"They are a hate group, " said Willie Simms of Dade's Community Relations Board in 1986. "These people are brainwashed. I fear for the city."
Yet it was hard to deny the successes of the Temple of Love. Their economic achievements impressed black leaders such as former Miami Commissioner Athalie Range, who once called the Yahwehs' self-help philosophy "progressive."
Then came Opa-locka.
Just before noon on Tuesday, Oct. 28, 1986, six buses, two limousines, a van and several cars pulled up to a slum apartment complex in Opa-locka.
About 75 white-robed, turbaned Yahwehs got out. Some started to clean the apartments that the sect had recently purchased. Soon, Yahweh "guards, " carrying six-foot hardwood sticks called "staffs of life, " were kicking tenants out of their homes.
Early Thursday morning, when residents Rudolph Broussard and Anthony Brown resisted, they were shot execution-style.
Robert Ernest Rozier, a former football pro who went by his Yahweh name of Neariah Israel, was charged and later pleaded guilty in the two murders, as well as two others. Although the church eventually excommunicated Rozier, the damage was done.
In a move that would become one of his trademarks, Mitchell tried to sop up the bad press with a public-relations blitz.
He invited local reporters to tour his fortress-like temple, downplaying any suggested analogies between the sect and Jonestown in Guyana. And he hired someone many considered the perfect front man: Ellis Rubin, a white, Jewish and press-savvy lawyer from Miami.

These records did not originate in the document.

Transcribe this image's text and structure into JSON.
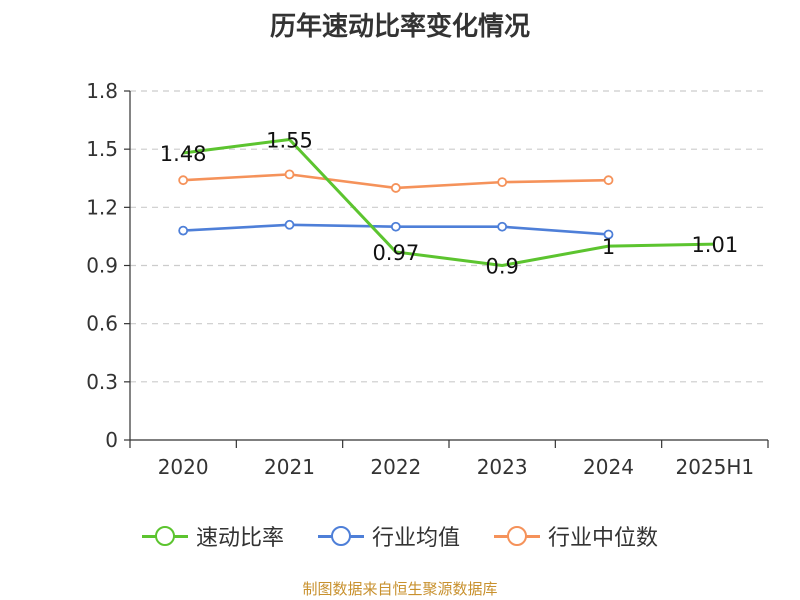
{
  "chart_data": {
    "type": "line",
    "title": "历年速动比率变化情况",
    "categories": [
      "2020",
      "2021",
      "2022",
      "2023",
      "2024",
      "2025H1"
    ],
    "ylim": [
      0,
      1.8
    ],
    "yticks": [
      "0",
      "0.3",
      "0.6",
      "0.9",
      "1.2",
      "1.5",
      "1.8"
    ],
    "grid": true,
    "legend_position": "bottom",
    "series": [
      {
        "name": "速动比率",
        "color": "#5cc42f",
        "values": [
          1.48,
          1.55,
          0.97,
          0.9,
          1,
          1.01
        ],
        "labels": [
          "1.48",
          "1.55",
          "0.97",
          "0.9",
          "1",
          "1.01"
        ]
      },
      {
        "name": "行业均值",
        "color": "#4e7fd8",
        "values": [
          1.08,
          1.11,
          1.1,
          1.1,
          1.06,
          null
        ]
      },
      {
        "name": "行业中位数",
        "color": "#f5925a",
        "values": [
          1.34,
          1.37,
          1.3,
          1.33,
          1.34,
          null
        ]
      }
    ]
  },
  "source_text": "制图数据来自恒生聚源数据库"
}
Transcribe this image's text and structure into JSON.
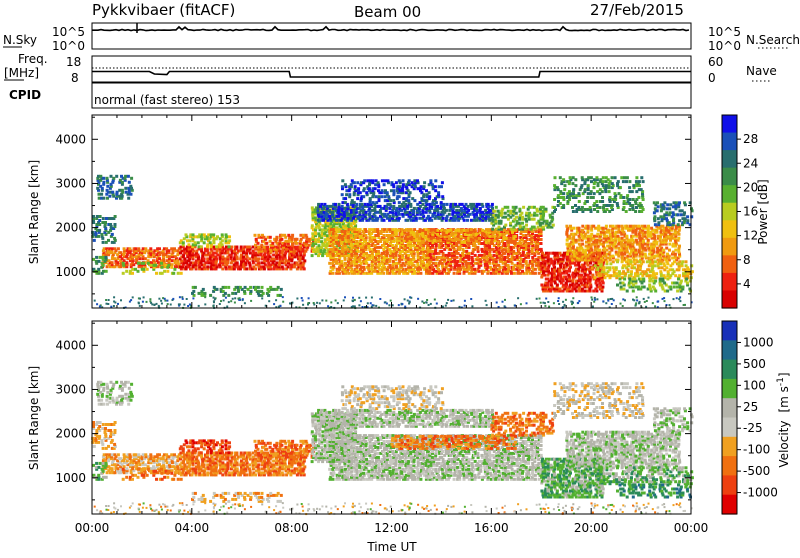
{
  "header": {
    "station": "Pykkvibaer (fitACF)",
    "beam": "Beam 00",
    "date": "27/Feb/2015"
  },
  "strip_nsky": {
    "left_label": "N.Sky",
    "left_ticks": [
      "10^5",
      "10^0"
    ],
    "right_label": "N.Search",
    "right_ticks": [
      "10^5",
      "10^0"
    ]
  },
  "strip_freq": {
    "left_label_1": "Freq.",
    "left_label_2": "[MHz]",
    "left_ticks": [
      "18",
      "8"
    ],
    "right_label": "Nave",
    "right_ticks": [
      "60",
      "0"
    ]
  },
  "strip_cpid": {
    "label": "CPID",
    "text": "normal (fast stereo) 153"
  },
  "chart_data": [
    {
      "type": "heatmap",
      "panel": "power",
      "ylabel": "Slant Range [km]",
      "ylim": [
        180,
        4550
      ],
      "yticks": [
        1000,
        2000,
        3000,
        4000
      ],
      "xlim": [
        "00:00",
        "24:00"
      ],
      "colorbar": {
        "label": "Power [dB]",
        "ticks": [
          "28",
          "24",
          "20",
          "16",
          "12",
          "8",
          "4"
        ],
        "colors": [
          "#1010e8",
          "#1a50b8",
          "#286e6e",
          "#3a8c48",
          "#58b030",
          "#b8cc20",
          "#f0c010",
          "#f09a10",
          "#f06010",
          "#ee2010",
          "#d80000"
        ]
      }
    },
    {
      "type": "heatmap",
      "panel": "velocity",
      "ylabel": "Slant Range [km]",
      "ylim": [
        180,
        4550
      ],
      "yticks": [
        1000,
        2000,
        3000,
        4000
      ],
      "xlim": [
        "00:00",
        "24:00"
      ],
      "xticks": [
        "00:00",
        "04:00",
        "08:00",
        "12:00",
        "16:00",
        "20:00",
        "00:00"
      ],
      "xlabel": "Time UT",
      "colorbar": {
        "label": "Velocity",
        "unit": "[m s",
        "unit_sup": "-1",
        "unit_end": "]",
        "ticks": [
          "1000",
          "500",
          "100",
          "25",
          "-25",
          "-100",
          "-500",
          "-1000"
        ],
        "colors": [
          "#1830b8",
          "#1f6a8a",
          "#2a8a5a",
          "#52b030",
          "#b4b4aa",
          "#c8c8c0",
          "#f0a020",
          "#f07010",
          "#ee4010",
          "#e00000"
        ]
      }
    }
  ]
}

But the PR could only work so much magic. In 1988, Rozier pleaded guilty to four murders -- Broussard and Brown from the Opa-locka takeover, and two drifters slain in late 1986.
Again, Yahweh and Rubin worked damage control, this time offering the sect's help in patrolling South Florida synagogues to deter increasing anti-Semitic violence.
But by now, Rozier was talking up a storm, linking Yahweh and other sect members to a number of ritualistic slayings in Florida and other states. Yahweh testified in federal court last year, denying any role in the murders.
"All we have, " Yahweh told U.S. District Judge James Kehoe, "is a record of peace."
Finally, with the empire worth an estimated $8 million, the dominoes began to tumble.
In mid-1989, Kehoe ruled the sect had waged a campaign of extortion and terror against residents of the Opa-locka apartments.
The sect was forced to give up one of their properties to pay off a court judgment. And city of Miami inspectors began cracking down on code violations at a Yahweh-run school.
Last May, the U.S. Attorney's office in Miami confirmed it was investigating the Temple of Love. Sources said prosecutors suspected Yahweh and his lieutenants of running a criminal enterprise from 1981 to 1986, dealing in extortion, fire bombing and murder.
But the roller-coaster ride was not yet quite over for Mitchell. One Sunday last month, about 2,000 followers of the self-proclaimed messiah came to hear a speech by their leader.
Yahweh told the group that following his religious laws will help lead to prosperity. He called his speech How to Move from Poverty to Riches.
During the show, a representative from the city of Miami stepped forward to hand over a proclamation signed by Miami Mayor Xavier Suarez.
It was presented 31 days before Mitchell would be arrested in New Orleans, his church thrown into disarray.
The proclamation designated Sunday, Oct. 7, 1990, as "Yahweh Ben Yahweh Day."